I will never forget the looks on everyone’s face when they saw me for the first time. Those faces haunt me just as mine probably haunts them. Hugging my parents was the hardest thing I have ever experienced. I needed them more than ever, but I felt sick they had to witness their daughter in an absolute horrific state of shock.
And they lost a son. Nick was so much like a son.
That night when I got home, I went straight to my room. My closet first to find Nick’s scent and then his side of the bed. I just cried. There is no fucking way I am going to survive this, nor do I want to. I was already coming up with ideas on how I was going to kill myself, and this didn’t go away for quite some time.
I remember lying in bed and the next thing I knew my cousin Melissa walked in and jumped on me with her arms open. We just laid there and hugged. She was supposed to be my maid of honor, and now she is sleeping where my dead fiancé should have been. She slept with me in my bed and woke up with me multiple times as I would scream in horror each time I realized what had happened.
I have never felt so scared, and so helpless in my entire life.
My life was over in an instant.
So now I sit here today, and I realize my life didn’t end on that day, three years ago. I did not die, and instead, I was awakened. I sit here and I wonder how the hell I got through. I sit here and I think about those mountains, and I wonder why they had to take my Nick. How could something so beautiful create such horror?
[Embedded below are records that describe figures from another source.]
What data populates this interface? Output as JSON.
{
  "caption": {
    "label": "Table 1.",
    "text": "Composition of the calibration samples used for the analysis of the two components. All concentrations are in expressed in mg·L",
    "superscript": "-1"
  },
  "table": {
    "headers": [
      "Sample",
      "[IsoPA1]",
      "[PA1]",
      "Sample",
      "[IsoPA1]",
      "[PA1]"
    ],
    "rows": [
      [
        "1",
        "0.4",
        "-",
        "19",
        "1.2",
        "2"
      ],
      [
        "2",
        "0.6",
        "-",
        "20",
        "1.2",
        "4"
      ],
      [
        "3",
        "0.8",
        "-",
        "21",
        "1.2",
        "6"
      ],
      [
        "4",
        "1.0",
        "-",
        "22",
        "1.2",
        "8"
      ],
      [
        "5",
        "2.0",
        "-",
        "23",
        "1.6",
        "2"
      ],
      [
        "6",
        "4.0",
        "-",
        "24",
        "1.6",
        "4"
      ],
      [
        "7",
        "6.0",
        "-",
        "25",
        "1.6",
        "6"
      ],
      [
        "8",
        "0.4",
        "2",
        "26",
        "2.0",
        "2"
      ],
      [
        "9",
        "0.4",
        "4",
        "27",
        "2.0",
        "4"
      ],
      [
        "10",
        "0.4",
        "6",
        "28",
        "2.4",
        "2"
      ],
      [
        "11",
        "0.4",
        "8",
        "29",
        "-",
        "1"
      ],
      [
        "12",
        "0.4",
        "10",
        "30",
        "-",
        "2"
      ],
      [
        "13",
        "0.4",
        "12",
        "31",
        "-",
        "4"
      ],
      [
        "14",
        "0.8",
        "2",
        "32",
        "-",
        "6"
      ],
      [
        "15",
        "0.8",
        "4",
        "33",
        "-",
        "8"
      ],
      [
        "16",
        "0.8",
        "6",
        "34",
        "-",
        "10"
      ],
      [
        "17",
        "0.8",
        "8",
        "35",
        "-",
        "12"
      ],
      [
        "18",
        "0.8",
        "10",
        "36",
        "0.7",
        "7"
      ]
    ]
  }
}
Here is what I learned. Bad things happen all the time. Bad things happen to good people and Bad things can either define you and destroy you or they can reshape you and provoke you to rise to be better and more aware of how truly magnificent this life is.
I have the power to move forward in this life and make it something it would have never been had Nick not died. I will let his death be my rebirth, and I will embrace everything that happens to me. The good the bad and the ugly.
Three years it has been.
Live hard, play hard, and always remember to love hard because as we know, one day there may be an Avalanche.